By Dr. Rama V. Bennur
The percussion instruments have come a long way from a crude shell tala to the unbelievable electronic equipments like Rhythm pad that can produce the sound of any number of percussive instruments. The traditional membranophones have survived the tough battle of time and are still an inseparable part of classical and folk music.
Despite the prevalence of rhythm in our life, its grammar some how seems to be eluding away at times ! The fact that many rasikas mistake ‘Tani avarthana’ to be an interval or the end of a concert confirms this.
Ganabharathi, the music sabha of Mysuru that is known for its innovative programmes, is trying to bridge this gap by arranging ‘Layavadyotsava’ from 2018. The response to this day-long festival is certainly encouraging . Variety and unity marked this festival.
‘Layavadyotsava-2019’ was recently held at Veene Seshanna Bhavana. The educative morning sessions had five lecture- demonstrations and the post- lunch had a variety of percussive ensembles that enthralled the audience. Veteran Mridanga player Ganakalabhushana Vid. T.A.S.Mani inaugurated the festival and presented a lec-dem on the new ‘Solkattus’. He was accompanied by two of his disciples T.N.Ramesh and young Shyamakrishna. He explained in detail how solkattus could be adopted to different talas.
Vid. Sudarshan from Mandya gave a talk on the Muktayas in different taalas. Right from tracing the origin of the word ‘Mukthaya’, he elaborated on the subject which was very useful for the students and rasikas as well.

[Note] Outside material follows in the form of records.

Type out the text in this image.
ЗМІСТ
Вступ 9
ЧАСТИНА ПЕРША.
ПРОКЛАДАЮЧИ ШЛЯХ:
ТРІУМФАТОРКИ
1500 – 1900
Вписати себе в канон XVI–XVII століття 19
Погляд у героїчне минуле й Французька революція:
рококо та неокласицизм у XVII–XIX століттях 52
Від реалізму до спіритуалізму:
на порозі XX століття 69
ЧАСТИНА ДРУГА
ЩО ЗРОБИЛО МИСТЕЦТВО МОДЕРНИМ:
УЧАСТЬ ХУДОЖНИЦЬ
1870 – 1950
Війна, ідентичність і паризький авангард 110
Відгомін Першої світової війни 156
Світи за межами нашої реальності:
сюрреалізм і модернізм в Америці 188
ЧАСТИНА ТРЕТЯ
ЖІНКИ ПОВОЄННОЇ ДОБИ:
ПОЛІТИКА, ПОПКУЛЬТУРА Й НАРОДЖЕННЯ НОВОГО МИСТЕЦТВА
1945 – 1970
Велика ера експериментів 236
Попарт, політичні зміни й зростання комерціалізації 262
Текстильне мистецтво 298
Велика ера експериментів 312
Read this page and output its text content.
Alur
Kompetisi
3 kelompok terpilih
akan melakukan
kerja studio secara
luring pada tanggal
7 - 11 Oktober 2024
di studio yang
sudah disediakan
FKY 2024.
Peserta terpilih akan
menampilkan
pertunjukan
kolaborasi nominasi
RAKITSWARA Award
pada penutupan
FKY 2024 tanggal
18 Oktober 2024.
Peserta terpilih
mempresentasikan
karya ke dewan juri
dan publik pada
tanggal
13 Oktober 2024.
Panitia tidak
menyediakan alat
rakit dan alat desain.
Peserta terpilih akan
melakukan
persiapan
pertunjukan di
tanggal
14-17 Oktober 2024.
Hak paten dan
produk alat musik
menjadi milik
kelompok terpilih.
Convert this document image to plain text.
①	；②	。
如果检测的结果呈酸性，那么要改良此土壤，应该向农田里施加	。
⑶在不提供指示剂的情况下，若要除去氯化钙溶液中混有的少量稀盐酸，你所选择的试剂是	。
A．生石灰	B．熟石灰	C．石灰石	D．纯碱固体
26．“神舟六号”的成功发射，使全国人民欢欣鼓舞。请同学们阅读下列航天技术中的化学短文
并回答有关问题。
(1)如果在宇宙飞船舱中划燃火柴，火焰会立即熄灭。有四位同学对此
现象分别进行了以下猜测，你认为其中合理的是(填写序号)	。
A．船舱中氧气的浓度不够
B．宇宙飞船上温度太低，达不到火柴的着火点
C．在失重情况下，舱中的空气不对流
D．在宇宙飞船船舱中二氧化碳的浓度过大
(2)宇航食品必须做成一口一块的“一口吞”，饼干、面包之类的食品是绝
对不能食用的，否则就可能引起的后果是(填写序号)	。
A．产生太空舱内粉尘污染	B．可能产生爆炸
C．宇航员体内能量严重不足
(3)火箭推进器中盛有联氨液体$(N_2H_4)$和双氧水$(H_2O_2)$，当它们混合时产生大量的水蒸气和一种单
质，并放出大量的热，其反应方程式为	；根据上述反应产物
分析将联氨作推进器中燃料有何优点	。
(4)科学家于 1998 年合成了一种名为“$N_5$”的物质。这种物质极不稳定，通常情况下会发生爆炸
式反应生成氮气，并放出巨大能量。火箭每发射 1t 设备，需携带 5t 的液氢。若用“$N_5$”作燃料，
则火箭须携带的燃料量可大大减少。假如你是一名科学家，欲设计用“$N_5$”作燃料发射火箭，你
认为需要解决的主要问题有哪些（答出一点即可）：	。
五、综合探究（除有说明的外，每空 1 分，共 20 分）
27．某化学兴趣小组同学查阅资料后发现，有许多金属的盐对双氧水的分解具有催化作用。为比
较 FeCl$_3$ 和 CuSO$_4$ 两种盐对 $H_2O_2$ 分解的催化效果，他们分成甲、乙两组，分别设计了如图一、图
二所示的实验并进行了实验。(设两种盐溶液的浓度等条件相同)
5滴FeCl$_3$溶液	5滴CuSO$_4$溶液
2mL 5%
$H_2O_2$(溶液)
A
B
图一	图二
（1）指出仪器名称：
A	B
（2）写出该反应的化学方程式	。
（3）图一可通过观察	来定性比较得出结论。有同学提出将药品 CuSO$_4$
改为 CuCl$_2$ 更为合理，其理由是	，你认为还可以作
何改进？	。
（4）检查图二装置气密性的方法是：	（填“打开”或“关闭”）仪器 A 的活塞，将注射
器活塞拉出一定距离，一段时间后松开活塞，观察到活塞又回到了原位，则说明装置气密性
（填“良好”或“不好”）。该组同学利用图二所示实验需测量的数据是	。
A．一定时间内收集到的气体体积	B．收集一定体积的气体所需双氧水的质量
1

Vid. Tumkur B. Ravishankar explained how the ‘Korapu’s are formed in different taalas.
Vidwans G.S. Ramanujam and A. Radhesh’s topic was the origin, development and formation of ‘Moharas’. Ramanujam’s approach was simple and straight forward.
Vid. H.L. Shivashankaraswamy demonstrated ‘Avadhana’ in different taalas which require good amount of concentration.
Dr.Umesh from All India Radio led a folk troupe to display a variety of traditional folk instruments. His introduction was very informative and held the audience with interest.
Vid. Narayan and troupe played Tavil and Nadaswara.
A display of Chande and Maddale by Vid. Krishna Chaitanya threw light on Badaguthittu and Tenkuthittu forms of Chande. There were four different ensembles that mesmerised the audience with their lively and rhythmic music.
‘Yuva Kalavidaru’ directed by Tumkur Yashaswi, an orchestra consisting of Mysuru artistes, directed by Tumkur B. Ravishankar, another ensemble directed by H.L.Shivashankaraswamy and ‘Nadalaya Sinchana’ led by G.S.Ramanujam and others.
It was heartening to see almost all the percussive artistes flock together to celebrate this Layavadyotsava with enthusiasm.
Nearly 45 artistes participated in this day-long festival and proved their unity.